Hood and Sunrise Engineering then got bogged down by other issues in the next few months with no formal direction from the council given.
“We never got formal council direction to do that in the July 28 meeting,” said Hood. “Action was never taken and we got hung up on Mountainside Village related issues and less on what we needed to do to bring back to council a range of options.”
City attorney Herb Heimerl considered not just infrastructure-related solutions, but also administrative tactics.
“Let’s not just look at this in a static manner based on today’s zoning,” said Heimerl. “It’s part of the reason we did the moratorium, it’s a pretty big swath of land we’re talking about, spending close to a million dollars to accommodate high density that is not in the core.”

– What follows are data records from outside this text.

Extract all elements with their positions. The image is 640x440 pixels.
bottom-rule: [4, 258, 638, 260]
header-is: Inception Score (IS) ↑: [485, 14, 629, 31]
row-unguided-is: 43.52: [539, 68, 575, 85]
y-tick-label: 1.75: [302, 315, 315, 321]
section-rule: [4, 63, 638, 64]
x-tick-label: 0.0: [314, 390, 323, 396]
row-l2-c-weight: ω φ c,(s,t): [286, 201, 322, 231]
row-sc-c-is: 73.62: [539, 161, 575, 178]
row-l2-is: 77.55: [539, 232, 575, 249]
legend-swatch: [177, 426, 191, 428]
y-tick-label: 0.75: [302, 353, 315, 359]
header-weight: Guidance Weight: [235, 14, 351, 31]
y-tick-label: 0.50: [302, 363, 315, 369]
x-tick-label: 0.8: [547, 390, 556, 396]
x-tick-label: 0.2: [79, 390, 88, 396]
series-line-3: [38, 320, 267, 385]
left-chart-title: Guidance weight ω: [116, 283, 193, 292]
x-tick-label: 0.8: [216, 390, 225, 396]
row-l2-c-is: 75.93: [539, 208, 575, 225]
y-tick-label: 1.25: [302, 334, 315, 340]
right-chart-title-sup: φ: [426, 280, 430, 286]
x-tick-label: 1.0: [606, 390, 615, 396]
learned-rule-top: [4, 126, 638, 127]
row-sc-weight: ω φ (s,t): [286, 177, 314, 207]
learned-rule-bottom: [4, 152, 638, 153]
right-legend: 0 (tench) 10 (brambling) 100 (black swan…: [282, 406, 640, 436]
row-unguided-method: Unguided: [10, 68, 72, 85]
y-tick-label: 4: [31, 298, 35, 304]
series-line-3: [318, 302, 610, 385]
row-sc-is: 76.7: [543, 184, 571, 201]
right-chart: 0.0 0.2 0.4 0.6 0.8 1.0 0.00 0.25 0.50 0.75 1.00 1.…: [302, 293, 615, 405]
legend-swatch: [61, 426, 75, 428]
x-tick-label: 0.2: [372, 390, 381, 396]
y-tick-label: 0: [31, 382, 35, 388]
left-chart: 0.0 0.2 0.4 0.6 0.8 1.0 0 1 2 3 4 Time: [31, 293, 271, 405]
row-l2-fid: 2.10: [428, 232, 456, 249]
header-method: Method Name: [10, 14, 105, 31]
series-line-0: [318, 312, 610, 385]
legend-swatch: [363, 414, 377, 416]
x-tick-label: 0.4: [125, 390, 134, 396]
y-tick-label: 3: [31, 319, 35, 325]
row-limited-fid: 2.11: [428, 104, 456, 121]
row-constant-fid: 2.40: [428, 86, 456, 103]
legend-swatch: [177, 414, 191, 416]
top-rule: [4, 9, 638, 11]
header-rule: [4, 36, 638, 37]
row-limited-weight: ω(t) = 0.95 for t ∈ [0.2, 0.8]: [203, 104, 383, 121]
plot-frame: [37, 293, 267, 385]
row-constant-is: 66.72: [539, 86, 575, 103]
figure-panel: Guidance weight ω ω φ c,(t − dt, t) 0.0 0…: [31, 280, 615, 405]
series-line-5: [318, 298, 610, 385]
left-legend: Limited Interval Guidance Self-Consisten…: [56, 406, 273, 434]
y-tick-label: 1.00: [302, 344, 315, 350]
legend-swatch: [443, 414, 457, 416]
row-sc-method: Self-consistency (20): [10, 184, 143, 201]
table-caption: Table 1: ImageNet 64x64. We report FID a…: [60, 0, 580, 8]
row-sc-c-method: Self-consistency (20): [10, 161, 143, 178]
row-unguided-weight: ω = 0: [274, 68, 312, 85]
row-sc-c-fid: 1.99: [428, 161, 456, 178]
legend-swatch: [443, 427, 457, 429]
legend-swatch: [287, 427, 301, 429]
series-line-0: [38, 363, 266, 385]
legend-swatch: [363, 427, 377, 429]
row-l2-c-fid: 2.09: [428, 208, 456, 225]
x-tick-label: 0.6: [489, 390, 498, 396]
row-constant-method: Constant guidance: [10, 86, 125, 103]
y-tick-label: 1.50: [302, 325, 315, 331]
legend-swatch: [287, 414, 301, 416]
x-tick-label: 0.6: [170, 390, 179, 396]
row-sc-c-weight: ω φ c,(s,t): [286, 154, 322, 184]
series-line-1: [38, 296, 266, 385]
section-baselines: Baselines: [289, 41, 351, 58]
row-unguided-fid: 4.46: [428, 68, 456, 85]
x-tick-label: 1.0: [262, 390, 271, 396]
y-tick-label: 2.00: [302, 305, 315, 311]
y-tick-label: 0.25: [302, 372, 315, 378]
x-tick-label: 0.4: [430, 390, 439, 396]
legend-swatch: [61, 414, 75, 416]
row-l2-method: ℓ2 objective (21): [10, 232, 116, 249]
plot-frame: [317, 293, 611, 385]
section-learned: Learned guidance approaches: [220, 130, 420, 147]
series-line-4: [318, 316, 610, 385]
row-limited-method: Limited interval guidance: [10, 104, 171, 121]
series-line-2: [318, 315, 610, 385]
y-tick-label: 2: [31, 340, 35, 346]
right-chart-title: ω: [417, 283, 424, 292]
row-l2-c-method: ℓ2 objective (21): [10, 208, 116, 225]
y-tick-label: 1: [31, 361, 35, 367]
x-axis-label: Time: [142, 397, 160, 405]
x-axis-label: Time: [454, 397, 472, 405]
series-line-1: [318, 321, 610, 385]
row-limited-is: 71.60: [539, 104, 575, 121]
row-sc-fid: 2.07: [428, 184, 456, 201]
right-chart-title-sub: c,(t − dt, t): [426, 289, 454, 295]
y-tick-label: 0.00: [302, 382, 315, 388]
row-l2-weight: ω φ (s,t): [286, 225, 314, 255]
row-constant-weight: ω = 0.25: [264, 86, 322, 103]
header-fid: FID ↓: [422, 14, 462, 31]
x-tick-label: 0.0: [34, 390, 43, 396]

Frohlich ended the discussion by summing up his thoughts on the feasibility study and separating the issue from Mountainside Village.
“What’s the best option for now and what is the amount of density we want to encourage on that side of town?” said Frohlich. “That’s the good thing about separating the two because you can’t just think about it as a Mountainside Village thing, it has to be the whole upper-pressure zone area thing.”
When discussion wrapped, the council approved the $16,500 study to be completed by Sunrise Engineering. The study will be at least partially completed for a work session at the next council meeting on Dec. 8.